When your users are widespread but, for some reason, you prefer not to distribute your workload across the globe and instead want to run it in a single region, for instance, you have the option to leverage a service such as AWS Global Accelerator to optimize the network path. As illustrated in the following figure, Global Accelerator reduces the number of network hops needed on the internet by entering the AWS backbone at the closest edge location and then navigating to the Region where your workload is deployed and which is the closest to the end user location. It provides a set of static IP addresses (and yes, you can bring your own if you want to) that serve as entry points for your workload and are announced by multiple edge locations at the same time. Within your AWS environment, you can associate those IP addresses with your resources or endpoints deployed in any AWS Region, such as elastic load balancers (classic, ALB, or NLB), EC2 instances, or Elastic IP Addresses (EIPs). Then, either you let Global Accelerator determine the optimal network path from the edge to a healthy resource, or you define your own custom routes, which can be useful if you need to maintain connectivity between a set of end users and the same group of AWS resources over multiple requests, for instance, for gaming or Voice over IP (VoIP) sessions.

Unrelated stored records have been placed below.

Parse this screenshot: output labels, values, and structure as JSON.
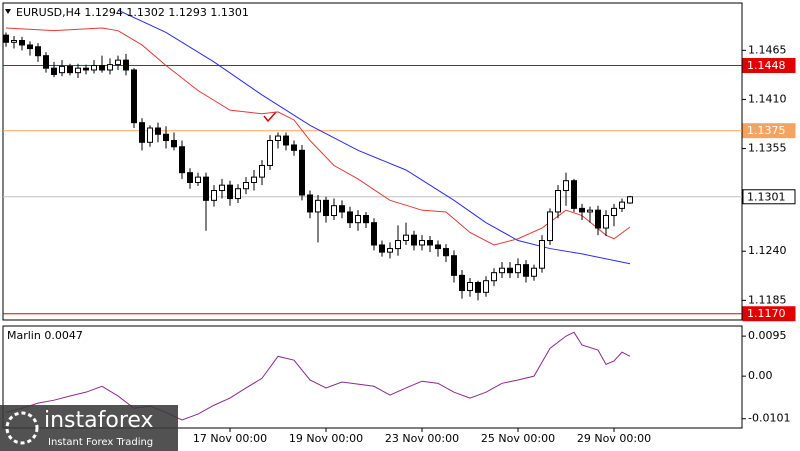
{
  "chart_data": [
    {
      "type": "candlestick",
      "title": "EURUSD,H4  1.1294 1.1302 1.1293 1.1301",
      "xlim": [
        -0.375,
        92
      ],
      "ylim": [
        1.1163,
        1.1518
      ],
      "yticks": [
        1.1465,
        {
          "value": 1.141,
          "label": "1.1410"
        },
        1.1355,
        {
          "value": 1.124,
          "label": "1.1240"
        },
        1.1185
      ],
      "open": [
        1.1482,
        1.1474,
        1.1476,
        1.1471,
        1.1469,
        1.1459,
        1.1445,
        1.144,
        1.1447,
        1.144,
        1.1445,
        1.1443,
        1.1448,
        1.1443,
        1.1449,
        1.1454,
        1.1443,
        1.1384,
        1.1362,
        1.1378,
        1.1371,
        1.1364,
        1.1357,
        1.1328,
        1.1317,
        1.1323,
        1.1297,
        1.1308,
        1.1314,
        1.1299,
        1.131,
        1.1317,
        1.1323,
        1.1336,
        1.1364,
        1.1369,
        1.1359,
        1.1353,
        1.1303,
        1.1284,
        1.1297,
        1.128,
        1.1291,
        1.1284,
        1.1272,
        1.128,
        1.1272,
        1.1247,
        1.1239,
        1.1243,
        1.1252,
        1.1258,
        1.1247,
        1.1252,
        1.1247,
        1.1243,
        1.1235,
        1.1213,
        1.1196,
        1.1205,
        1.1194,
        1.1207,
        1.1216,
        1.1221,
        1.1216,
        1.1225,
        1.1212,
        1.1221,
        1.1252,
        1.1284,
        1.1308,
        1.1319,
        1.1288,
        1.1284,
        1.1286,
        1.1266,
        1.128,
        1.1288,
        1.1294
      ],
      "high": [
        1.1485,
        1.1481,
        1.148,
        1.1475,
        1.1473,
        1.1463,
        1.1452,
        1.1454,
        1.145,
        1.145,
        1.1449,
        1.1454,
        1.1459,
        1.1456,
        1.1459,
        1.1461,
        1.1445,
        1.1389,
        1.1381,
        1.1384,
        1.138,
        1.1373,
        1.1364,
        1.1333,
        1.1328,
        1.1328,
        1.1314,
        1.1321,
        1.1319,
        1.1315,
        1.1323,
        1.1331,
        1.1342,
        1.137,
        1.1373,
        1.1373,
        1.1364,
        1.1359,
        1.1308,
        1.1303,
        1.1301,
        1.1299,
        1.1297,
        1.129,
        1.1286,
        1.1284,
        1.1277,
        1.1252,
        1.125,
        1.1269,
        1.1272,
        1.1263,
        1.1258,
        1.1257,
        1.1252,
        1.1248,
        1.1241,
        1.1219,
        1.121,
        1.1207,
        1.1212,
        1.1221,
        1.1228,
        1.1228,
        1.1232,
        1.123,
        1.1225,
        1.1258,
        1.1288,
        1.1314,
        1.1328,
        1.1321,
        1.1293,
        1.129,
        1.1291,
        1.1286,
        1.1293,
        1.1299,
        1.1302
      ],
      "low": [
        1.1469,
        1.1467,
        1.1465,
        1.1459,
        1.1452,
        1.144,
        1.1435,
        1.1436,
        1.1437,
        1.1434,
        1.1438,
        1.1439,
        1.144,
        1.1438,
        1.1443,
        1.1437,
        1.1378,
        1.1353,
        1.1357,
        1.1362,
        1.1355,
        1.1353,
        1.1321,
        1.131,
        1.1313,
        1.1263,
        1.129,
        1.1299,
        1.1291,
        1.1294,
        1.1304,
        1.1308,
        1.1314,
        1.1331,
        1.1355,
        1.1353,
        1.1347,
        1.1297,
        1.1277,
        1.125,
        1.1272,
        1.1275,
        1.1277,
        1.1266,
        1.1263,
        1.1266,
        1.1241,
        1.1234,
        1.1232,
        1.1235,
        1.1247,
        1.1241,
        1.1241,
        1.1239,
        1.1234,
        1.1228,
        1.1205,
        1.1187,
        1.1189,
        1.1185,
        1.1189,
        1.1201,
        1.121,
        1.121,
        1.121,
        1.1205,
        1.1207,
        1.1216,
        1.1247,
        1.1277,
        1.1291,
        1.1284,
        1.1275,
        1.1272,
        1.1258,
        1.1257,
        1.1268,
        1.1284,
        1.1293
      ],
      "close": [
        1.1474,
        1.1476,
        1.1471,
        1.1467,
        1.1459,
        1.1445,
        1.1438,
        1.1447,
        1.144,
        1.1445,
        1.1443,
        1.1448,
        1.1443,
        1.1449,
        1.1454,
        1.1443,
        1.1384,
        1.1362,
        1.1378,
        1.1371,
        1.1364,
        1.1357,
        1.1328,
        1.1317,
        1.1323,
        1.1297,
        1.1308,
        1.1314,
        1.1299,
        1.131,
        1.1317,
        1.1323,
        1.1336,
        1.1364,
        1.1369,
        1.1359,
        1.1353,
        1.1303,
        1.1284,
        1.1297,
        1.128,
        1.1291,
        1.1284,
        1.1272,
        1.128,
        1.1272,
        1.1247,
        1.1239,
        1.1243,
        1.1252,
        1.1258,
        1.1247,
        1.1252,
        1.1247,
        1.1243,
        1.1235,
        1.1213,
        1.1196,
        1.1205,
        1.1194,
        1.1207,
        1.1216,
        1.1221,
        1.1216,
        1.1225,
        1.1212,
        1.1221,
        1.1252,
        1.1284,
        1.1308,
        1.1319,
        1.1288,
        1.1284,
        1.1286,
        1.1266,
        1.128,
        1.1288,
        1.1295,
        1.1301
      ],
      "up_color": "#ffffff",
      "down_color": "#000000",
      "outline_color": "#000000",
      "series": [
        {
          "color": "#2a2aee",
          "x": [
            14,
            20,
            26,
            32,
            38,
            44,
            50,
            56,
            60,
            64,
            68,
            72,
            78
          ],
          "values": [
            1.151,
            1.1485,
            1.1452,
            1.1415,
            1.1381,
            1.1353,
            1.1331,
            1.1297,
            1.1272,
            1.1252,
            1.1243,
            1.1237,
            1.1226
          ]
        },
        {
          "color": "#e03a3a",
          "x": [
            0,
            6,
            12,
            14,
            17,
            20,
            24,
            28,
            32,
            34,
            36,
            38,
            41,
            44,
            48,
            52,
            55,
            58,
            61,
            64,
            67,
            70,
            72,
            75,
            76,
            78
          ],
          "values": [
            1.149,
            1.1487,
            1.149,
            1.1487,
            1.1471,
            1.1448,
            1.142,
            1.1398,
            1.1394,
            1.1396,
            1.1387,
            1.1364,
            1.1336,
            1.1321,
            1.1297,
            1.1286,
            1.1284,
            1.1261,
            1.1247,
            1.1254,
            1.1266,
            1.1286,
            1.128,
            1.1258,
            1.1254,
            1.1267
          ]
        }
      ],
      "levels": [
        {
          "value": 1.1448,
          "label": "1.1448",
          "color": "#e00000",
          "label_fill": "#e00000",
          "label_text": "#ffffff"
        },
        {
          "value": 1.1375,
          "label": "1.1375",
          "color": "#f4a460",
          "label_fill": "#f4a460",
          "label_text": "#ffffff"
        },
        {
          "value": 1.1301,
          "label": "1.1301",
          "color": "#c0c0c0",
          "label_fill": "#ffffff",
          "label_text": "#000000"
        },
        {
          "value": 1.117,
          "label": "1.1170",
          "color": "#e00000",
          "label_fill": "#e00000",
          "label_text": "#ffffff"
        }
      ]
    },
    {
      "type": "line",
      "title": "Marlin 0.0047",
      "xlim": [
        -0.375,
        92
      ],
      "ylim": [
        -0.0123,
        0.0119
      ],
      "yticks": [
        0.0095,
        {
          "value": 0,
          "label": "0.00"
        },
        -0.0101
      ],
      "xticks": [
        {
          "value": 28,
          "label": "17 Nov 00:00"
        },
        {
          "value": 40,
          "label": "19 Nov 00:00"
        },
        {
          "value": 52,
          "label": "23 Nov 00:00"
        },
        {
          "value": 64,
          "label": "25 Nov 00:00"
        },
        {
          "value": 76,
          "label": "29 Nov 00:00"
        }
      ],
      "color": "#8b2a8b",
      "x": [
        0,
        2,
        4,
        6,
        8,
        10,
        12,
        14,
        16,
        18,
        20,
        22,
        24,
        26,
        28,
        30,
        32,
        34,
        36,
        38,
        40,
        42,
        44,
        46,
        48,
        50,
        52,
        54,
        56,
        58,
        60,
        62,
        64,
        66,
        68,
        70,
        71,
        72,
        74,
        75,
        76,
        77,
        78
      ],
      "values": [
        -0.0086,
        -0.0076,
        -0.0064,
        -0.0057,
        -0.0047,
        -0.0038,
        -0.0024,
        -0.0047,
        -0.0076,
        -0.0071,
        -0.0086,
        -0.0104,
        -0.009,
        -0.0069,
        -0.0052,
        -0.0028,
        -0.0005,
        0.0047,
        0.0038,
        -0.0009,
        -0.0028,
        -0.0014,
        -0.0019,
        -0.0024,
        -0.0045,
        -0.0028,
        -0.0012,
        -0.0017,
        -0.0038,
        -0.0052,
        -0.0038,
        -0.0017,
        -0.0009,
        0.0,
        0.0066,
        0.0095,
        0.0104,
        0.0074,
        0.0062,
        0.0028,
        0.0036,
        0.0057,
        0.0047
      ]
    }
  ],
  "watermark": {
    "brand": "instaforex",
    "tagline": "Instant Forex Trading"
  }
}
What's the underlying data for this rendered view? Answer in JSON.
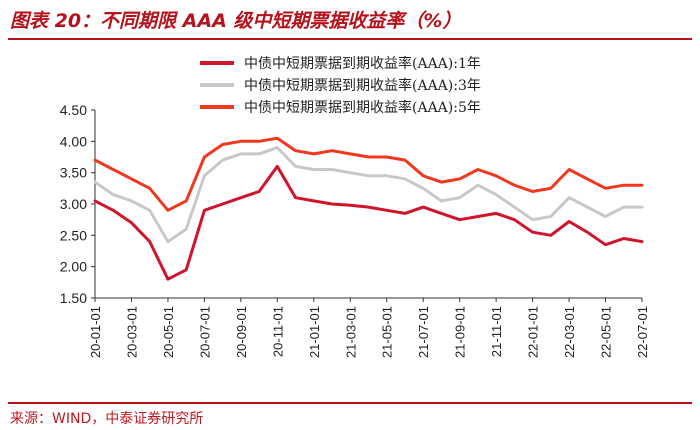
{
  "title": "图表 20：不同期限 AAA 级中短期票据收益率（%）",
  "source": "来源：WIND，中泰证券研究所",
  "colors": {
    "accent": "#b5121b",
    "series": [
      "#d0142c",
      "#c8c8c8",
      "#f0381e"
    ]
  },
  "chart_data": {
    "type": "line",
    "title": "",
    "xlabel": "",
    "ylabel": "",
    "ylim": [
      1.5,
      4.5
    ],
    "yticks": [
      "1.50",
      "2.00",
      "2.50",
      "3.00",
      "3.50",
      "4.00",
      "4.50"
    ],
    "xticks": [
      "20-01-01",
      "20-03-01",
      "20-05-01",
      "20-07-01",
      "20-09-01",
      "20-11-01",
      "21-01-01",
      "21-03-01",
      "21-05-01",
      "21-07-01",
      "21-09-01",
      "21-11-01",
      "22-01-01",
      "22-03-01",
      "22-05-01",
      "22-07-01"
    ],
    "legend_position": "top-center",
    "grid": false,
    "x": [
      "20-01",
      "20-02",
      "20-03",
      "20-04",
      "20-05",
      "20-06",
      "20-07",
      "20-08",
      "20-09",
      "20-10",
      "20-11",
      "20-12",
      "21-01",
      "21-02",
      "21-03",
      "21-04",
      "21-05",
      "21-06",
      "21-07",
      "21-08",
      "21-09",
      "21-10",
      "21-11",
      "21-12",
      "22-01",
      "22-02",
      "22-03",
      "22-04",
      "22-05",
      "22-06",
      "22-07"
    ],
    "series": [
      {
        "name": "中债中短期票据到期收益率(AAA):1年",
        "color": "#d0142c",
        "values": [
          3.05,
          2.9,
          2.7,
          2.4,
          1.8,
          1.95,
          2.9,
          3.0,
          3.1,
          3.2,
          3.6,
          3.1,
          3.05,
          3.0,
          2.98,
          2.95,
          2.9,
          2.85,
          2.95,
          2.85,
          2.75,
          2.8,
          2.85,
          2.75,
          2.55,
          2.5,
          2.72,
          2.55,
          2.35,
          2.45,
          2.4
        ]
      },
      {
        "name": "中债中短期票据到期收益率(AAA):3年",
        "color": "#c8c8c8",
        "values": [
          3.35,
          3.15,
          3.05,
          2.9,
          2.4,
          2.6,
          3.45,
          3.7,
          3.8,
          3.8,
          3.9,
          3.6,
          3.55,
          3.55,
          3.5,
          3.45,
          3.45,
          3.4,
          3.25,
          3.05,
          3.1,
          3.3,
          3.15,
          2.95,
          2.75,
          2.8,
          3.1,
          2.95,
          2.8,
          2.95,
          2.95
        ]
      },
      {
        "name": "中债中短期票据到期收益率(AAA):5年",
        "color": "#f0381e",
        "values": [
          3.7,
          3.55,
          3.4,
          3.25,
          2.9,
          3.05,
          3.75,
          3.95,
          4.0,
          4.0,
          4.05,
          3.85,
          3.8,
          3.85,
          3.8,
          3.75,
          3.75,
          3.7,
          3.45,
          3.35,
          3.4,
          3.55,
          3.45,
          3.3,
          3.2,
          3.25,
          3.55,
          3.4,
          3.25,
          3.3,
          3.3
        ]
      }
    ]
  }
}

Figure 8.3: Side-by-side visualization: with and without AWS Global Accelerator
Similarly, Amazon Route 53, an AWS DNS service, can also help reduce latency with its built-in latency-based routing mechanism. When you deploy your workload in multiple Regions, latency-based routing is an efficient way to route traffic to your AWS resources, presenting the shortest network round-trip time from the end user’s location. Route 53 uses its data on latency to reach the various Regions and then routes the end user’s request to your AWS resources, such as load balancers (classic, ELB, or NLB), EC2 instances, or EIPs, in the region offering the lowest latency.